Colorado’s “reverse auction” for state drug plan to save $27.5 million

Switching the company that manages Colorado’s state employee drug plan is estimated to save more than $27 million over the next five years, but the manager that holds the current contract is formally protesting.

In 2021, the state legislature passed a bill requiring the Colorado Department of Personnel and Administration to hold a “reverse auction” for the contract to manage prescription drug coverage for state employees. The Colorado Workers for Innovative and New Solutions state employee union estimated the reverse auction could save $6 million to $10 million per year.

The savings will most likely be close to $5.5 million each year for the next five years, which is about an 11% reduction, said Skip Miller, a state employee and president of Colorado WINS. There may be some changes in the cost of specific drugs, but the format of the reverse auction prevented bidders from shifting significant costs to employees, he said.

Pharmacy benefit managers decide which drugs will be most easily accessible and how much covered employees will pay for them. In theory, they’ll use that ability to steer patients toward medications that offer the same benefit at lower costs, and negotiate better deals with drugmakers than an individual employer could. In practice, however, it’s difficult to know if they’re actually serving their clients well, or are more focused on pushing the medications that net them the most rebates and fees.

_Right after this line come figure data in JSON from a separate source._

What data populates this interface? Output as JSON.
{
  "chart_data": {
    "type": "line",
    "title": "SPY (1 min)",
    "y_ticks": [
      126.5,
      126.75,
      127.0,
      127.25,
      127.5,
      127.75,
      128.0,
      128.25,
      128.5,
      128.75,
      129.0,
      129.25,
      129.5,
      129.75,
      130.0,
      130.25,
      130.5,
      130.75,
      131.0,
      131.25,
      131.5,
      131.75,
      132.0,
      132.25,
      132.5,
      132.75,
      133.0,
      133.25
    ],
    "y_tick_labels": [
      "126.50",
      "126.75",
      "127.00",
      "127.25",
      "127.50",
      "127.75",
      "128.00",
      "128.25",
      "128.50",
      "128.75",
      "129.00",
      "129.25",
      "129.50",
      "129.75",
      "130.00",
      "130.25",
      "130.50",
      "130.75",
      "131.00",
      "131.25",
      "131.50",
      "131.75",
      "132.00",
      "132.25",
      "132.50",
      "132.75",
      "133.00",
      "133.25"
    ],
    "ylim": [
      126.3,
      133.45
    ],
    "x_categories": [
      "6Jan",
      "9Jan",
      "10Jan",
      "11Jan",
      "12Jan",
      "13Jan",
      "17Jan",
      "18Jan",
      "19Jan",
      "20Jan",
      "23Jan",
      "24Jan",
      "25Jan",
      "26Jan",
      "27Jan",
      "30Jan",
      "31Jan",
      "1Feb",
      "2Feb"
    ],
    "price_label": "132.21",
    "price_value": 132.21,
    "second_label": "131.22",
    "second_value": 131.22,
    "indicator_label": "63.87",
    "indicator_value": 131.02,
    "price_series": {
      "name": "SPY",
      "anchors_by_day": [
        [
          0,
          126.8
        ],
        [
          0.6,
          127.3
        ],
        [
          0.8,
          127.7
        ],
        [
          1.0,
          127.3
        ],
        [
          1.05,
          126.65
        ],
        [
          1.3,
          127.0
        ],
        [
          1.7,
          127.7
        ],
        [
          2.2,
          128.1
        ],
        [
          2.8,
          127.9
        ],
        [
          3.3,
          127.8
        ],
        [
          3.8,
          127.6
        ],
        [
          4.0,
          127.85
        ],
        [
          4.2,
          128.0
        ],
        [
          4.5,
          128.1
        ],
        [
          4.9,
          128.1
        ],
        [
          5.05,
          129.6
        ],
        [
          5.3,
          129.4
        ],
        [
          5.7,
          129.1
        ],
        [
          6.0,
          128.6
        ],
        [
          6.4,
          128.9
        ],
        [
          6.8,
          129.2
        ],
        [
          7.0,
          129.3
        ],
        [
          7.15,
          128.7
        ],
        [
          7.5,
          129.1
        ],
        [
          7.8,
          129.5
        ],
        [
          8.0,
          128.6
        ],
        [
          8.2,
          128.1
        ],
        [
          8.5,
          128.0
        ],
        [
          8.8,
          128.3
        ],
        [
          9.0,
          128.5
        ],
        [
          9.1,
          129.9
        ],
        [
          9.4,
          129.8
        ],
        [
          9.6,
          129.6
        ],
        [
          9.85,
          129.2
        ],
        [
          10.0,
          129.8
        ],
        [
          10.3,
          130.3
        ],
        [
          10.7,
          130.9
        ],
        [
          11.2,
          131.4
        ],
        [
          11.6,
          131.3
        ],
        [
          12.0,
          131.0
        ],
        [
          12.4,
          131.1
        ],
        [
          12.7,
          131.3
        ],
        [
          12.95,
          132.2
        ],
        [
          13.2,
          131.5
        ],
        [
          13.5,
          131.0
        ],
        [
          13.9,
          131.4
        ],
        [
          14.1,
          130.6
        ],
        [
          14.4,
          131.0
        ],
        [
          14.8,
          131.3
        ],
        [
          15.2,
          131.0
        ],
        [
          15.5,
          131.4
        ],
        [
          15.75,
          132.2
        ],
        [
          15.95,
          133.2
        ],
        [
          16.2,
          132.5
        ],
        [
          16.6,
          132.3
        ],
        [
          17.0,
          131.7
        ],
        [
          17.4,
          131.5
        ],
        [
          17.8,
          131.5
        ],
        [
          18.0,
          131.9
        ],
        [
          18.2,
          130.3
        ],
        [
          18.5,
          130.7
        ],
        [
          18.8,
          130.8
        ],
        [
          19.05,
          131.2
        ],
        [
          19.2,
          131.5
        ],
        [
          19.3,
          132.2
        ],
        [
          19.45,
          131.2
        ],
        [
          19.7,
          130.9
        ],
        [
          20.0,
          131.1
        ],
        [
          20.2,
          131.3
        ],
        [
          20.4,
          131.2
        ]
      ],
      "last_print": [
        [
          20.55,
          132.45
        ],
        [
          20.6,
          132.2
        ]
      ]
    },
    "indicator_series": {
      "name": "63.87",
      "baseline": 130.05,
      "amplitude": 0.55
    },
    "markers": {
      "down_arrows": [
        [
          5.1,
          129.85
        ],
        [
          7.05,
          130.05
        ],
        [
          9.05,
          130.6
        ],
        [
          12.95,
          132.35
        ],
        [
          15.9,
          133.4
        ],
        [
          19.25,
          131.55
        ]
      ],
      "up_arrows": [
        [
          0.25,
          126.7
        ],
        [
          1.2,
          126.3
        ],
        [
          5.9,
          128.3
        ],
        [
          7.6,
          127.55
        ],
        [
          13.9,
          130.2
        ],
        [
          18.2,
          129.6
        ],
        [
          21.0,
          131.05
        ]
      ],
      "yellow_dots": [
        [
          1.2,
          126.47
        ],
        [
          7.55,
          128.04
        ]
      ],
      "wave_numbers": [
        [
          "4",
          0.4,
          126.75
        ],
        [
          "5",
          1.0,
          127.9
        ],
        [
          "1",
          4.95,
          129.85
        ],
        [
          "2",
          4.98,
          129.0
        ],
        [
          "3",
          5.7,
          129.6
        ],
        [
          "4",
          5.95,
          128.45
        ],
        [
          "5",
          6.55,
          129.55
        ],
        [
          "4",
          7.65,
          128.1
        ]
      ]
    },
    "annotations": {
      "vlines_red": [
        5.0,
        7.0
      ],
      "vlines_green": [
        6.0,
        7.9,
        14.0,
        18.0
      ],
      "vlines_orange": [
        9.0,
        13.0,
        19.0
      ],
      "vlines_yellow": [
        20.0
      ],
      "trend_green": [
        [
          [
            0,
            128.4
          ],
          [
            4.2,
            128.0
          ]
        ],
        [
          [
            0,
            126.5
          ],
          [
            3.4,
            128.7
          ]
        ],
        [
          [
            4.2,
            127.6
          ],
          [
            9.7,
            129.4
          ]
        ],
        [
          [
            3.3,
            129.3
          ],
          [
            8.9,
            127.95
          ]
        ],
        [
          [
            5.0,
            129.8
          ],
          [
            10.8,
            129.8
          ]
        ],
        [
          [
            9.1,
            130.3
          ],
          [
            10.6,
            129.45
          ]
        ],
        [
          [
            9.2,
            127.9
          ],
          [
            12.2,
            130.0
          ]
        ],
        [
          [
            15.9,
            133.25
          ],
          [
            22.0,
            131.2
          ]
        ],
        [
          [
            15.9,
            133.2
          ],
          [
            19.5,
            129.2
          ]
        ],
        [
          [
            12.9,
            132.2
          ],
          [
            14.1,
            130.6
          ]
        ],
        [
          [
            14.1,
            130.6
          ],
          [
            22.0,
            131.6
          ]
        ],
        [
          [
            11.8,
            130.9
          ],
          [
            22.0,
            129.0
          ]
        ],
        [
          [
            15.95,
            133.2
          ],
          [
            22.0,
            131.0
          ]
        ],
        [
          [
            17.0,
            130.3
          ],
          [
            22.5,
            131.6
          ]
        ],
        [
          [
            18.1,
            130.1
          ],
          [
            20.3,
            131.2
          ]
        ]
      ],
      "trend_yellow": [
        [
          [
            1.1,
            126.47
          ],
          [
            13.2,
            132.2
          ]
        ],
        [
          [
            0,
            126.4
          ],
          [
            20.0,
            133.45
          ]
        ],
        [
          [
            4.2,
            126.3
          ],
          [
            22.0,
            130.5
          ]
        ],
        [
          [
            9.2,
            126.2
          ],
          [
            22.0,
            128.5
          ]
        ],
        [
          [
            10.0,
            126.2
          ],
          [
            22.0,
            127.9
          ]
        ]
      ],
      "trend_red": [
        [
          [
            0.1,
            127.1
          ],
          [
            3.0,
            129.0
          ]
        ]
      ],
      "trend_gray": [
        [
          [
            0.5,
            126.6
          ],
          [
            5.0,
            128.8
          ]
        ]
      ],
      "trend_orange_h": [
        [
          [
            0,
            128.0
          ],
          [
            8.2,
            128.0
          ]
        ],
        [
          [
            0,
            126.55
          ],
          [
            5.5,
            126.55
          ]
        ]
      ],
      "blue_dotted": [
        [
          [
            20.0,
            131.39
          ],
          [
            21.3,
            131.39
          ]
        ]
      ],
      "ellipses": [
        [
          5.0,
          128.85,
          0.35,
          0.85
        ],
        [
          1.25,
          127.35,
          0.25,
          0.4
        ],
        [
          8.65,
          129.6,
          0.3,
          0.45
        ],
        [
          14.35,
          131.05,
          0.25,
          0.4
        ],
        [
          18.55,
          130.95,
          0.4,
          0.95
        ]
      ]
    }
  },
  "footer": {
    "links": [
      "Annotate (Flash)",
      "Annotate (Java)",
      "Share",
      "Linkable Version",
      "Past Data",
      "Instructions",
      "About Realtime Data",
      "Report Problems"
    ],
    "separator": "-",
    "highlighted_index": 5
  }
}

Optum RX, an affiliate of UnitedHealthcare, held the pharmacy benefit manager contract for the state for years, but lost out in the reverse auction to MedImpact, a smaller company based in San Diego.

Neither company responded to questions from The Denver Post about the process in Colorado.

To conduct a reverse auction, the state created a general base plan and let the competing companies submit detailed proposals. An algorithm, run by a third party, then determined which would be cheapest, based on the type and amount of prescription drugs that state employees and their families were expected to use. The companies could then tweak their proposals and submit them again, to try to win with the lowest bid.

The savings are an estimate, since it’s possible employees’ needs could change over time. Typically, though, drug spending with a large group grows fairly consistently from year to year.

Optum RX has filed a challenge, which Colorado’s procurement office is looking into, said Doug Platt, communications manager for the Department of Personnel and Administration. To invalidate the results of the reverse auction, a company would have to show the state broke its rules, he said.

“Employees will not see an interruption in their benefits” regardless of the outcome of the protest, he said.

Miller said he wasn’t surprised by the challenge, because pharmacy benefit managers who lost their contracts in other states also protested.

Colorado is the fourth state to try the reverse auction process.

New Jersey saved about $2.5 billion over five years and Minnesota estimated in summer 2022 that it will save about $130 million over two years, while New Hampshire never released its results.

The savings depend on how much a state spends on prescription drugs, and how much room it had to squeeze out costs without affecting employees.

Miller said he hopes Colorado will use the savings to reduce other health care costs, but he hasn’t heard any specific plan for the money. The reaction from state employees who reached out has been positive, he said.

“I thought it came to a win-win for both the state and the taxpayers, and for our members,” he said.